Parmi les femmes, 34 % classent les changements climatiques comme l’enjeu le plus important de notre époque, contre 22 % des hommes. Les femmes sont aussi plus nombreuses que les hommes à souhaiter que le gouvernement fédéral réglemente les émissions de gaz à effet de serre, soit 37 % contre 30 %.
Un gouvernement fédéral qui reconnaît que les changements climatiques constituent une urgence nationale et mondiale qui ont une incidence disproportionnée sur les femmes et les filles possède les leviers juridiques nécessaires pour adopter des mesures adéquates, en partenariat avec les provinces.

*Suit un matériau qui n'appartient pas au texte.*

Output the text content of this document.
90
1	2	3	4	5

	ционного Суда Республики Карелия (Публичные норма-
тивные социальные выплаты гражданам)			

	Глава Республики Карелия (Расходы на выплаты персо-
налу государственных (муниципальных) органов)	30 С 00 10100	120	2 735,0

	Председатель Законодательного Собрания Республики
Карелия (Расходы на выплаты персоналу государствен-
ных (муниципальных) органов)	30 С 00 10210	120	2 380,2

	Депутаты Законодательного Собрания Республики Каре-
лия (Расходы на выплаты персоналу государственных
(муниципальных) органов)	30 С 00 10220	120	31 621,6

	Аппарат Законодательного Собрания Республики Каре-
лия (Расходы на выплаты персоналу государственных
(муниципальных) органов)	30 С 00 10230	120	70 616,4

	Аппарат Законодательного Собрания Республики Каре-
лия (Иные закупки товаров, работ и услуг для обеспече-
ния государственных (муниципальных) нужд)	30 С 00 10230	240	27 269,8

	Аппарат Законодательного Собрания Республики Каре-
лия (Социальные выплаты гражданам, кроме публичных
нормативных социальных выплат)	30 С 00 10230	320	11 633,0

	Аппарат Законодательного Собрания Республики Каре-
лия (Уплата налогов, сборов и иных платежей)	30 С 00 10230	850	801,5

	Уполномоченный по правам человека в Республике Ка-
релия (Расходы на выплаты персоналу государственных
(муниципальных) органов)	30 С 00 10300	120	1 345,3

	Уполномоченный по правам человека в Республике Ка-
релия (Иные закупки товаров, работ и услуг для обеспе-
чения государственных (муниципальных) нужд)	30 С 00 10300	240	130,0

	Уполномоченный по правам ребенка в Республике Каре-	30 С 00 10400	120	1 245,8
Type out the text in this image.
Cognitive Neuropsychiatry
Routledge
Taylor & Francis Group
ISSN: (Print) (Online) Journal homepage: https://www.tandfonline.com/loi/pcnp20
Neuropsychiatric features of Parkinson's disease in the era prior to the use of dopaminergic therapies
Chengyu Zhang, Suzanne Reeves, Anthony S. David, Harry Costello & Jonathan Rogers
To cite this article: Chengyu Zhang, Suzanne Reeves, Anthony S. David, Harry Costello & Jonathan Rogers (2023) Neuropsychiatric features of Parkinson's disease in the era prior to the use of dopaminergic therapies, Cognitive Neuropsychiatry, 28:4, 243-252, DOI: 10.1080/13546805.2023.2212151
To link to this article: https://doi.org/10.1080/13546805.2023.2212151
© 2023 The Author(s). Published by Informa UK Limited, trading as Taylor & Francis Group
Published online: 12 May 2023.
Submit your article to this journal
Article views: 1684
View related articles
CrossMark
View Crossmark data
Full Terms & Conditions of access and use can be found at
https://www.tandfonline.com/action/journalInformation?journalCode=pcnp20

Dans l’affaire récente portée devant la Cour suprême, l’Ontario, la Saskatchewan et l’Alberta contestent le droit du gouvernement fédéral d’agir en faveur du climat par le biais de sa Loi sur la tarification de la pollution causée par les gaz à effet de serre. L’Association nationale Femmes et Droit et Les Ami(e)s de la Terre ont argumenté, à titre d’intervenants dans le dossier, qu’une action musclée contre les changements climatiques s’imposait pour faire progresser les droits des femmes et des filles. Afin de protéger ces droits, le Parlement peut et doit établir des normes nationales relatives aux émissions de gaz à effet de serre qui serviront à guider les actions provinciales en la matière.
En d’autres termes, il s’agit tout autant d’une question d’égalité que d’urgence climatique. Étant donné que les changements climatiques sont à la fois une préoccupation et une urgence nationale, le fédéral et les provinces doivent se concerter et collaborer à la planification d’une action souple à volets multiples. Cette approche aboutira à de meilleurs résultats pour l’ensemble de la population, et en particulier pour les personnes les plus vulnérables.
Il revient maintenant à la Cour de prendre une décision sur la tarification du carbone. Toutefois, la responsabilité nous appartient à tous de reconnaître le lien qui existe entre urgence climatique et disparités sexospécifiques en matière de résultats. Tout plan d’action en faveur du climat devra accorder une place centrale à la réduction de ces écarts.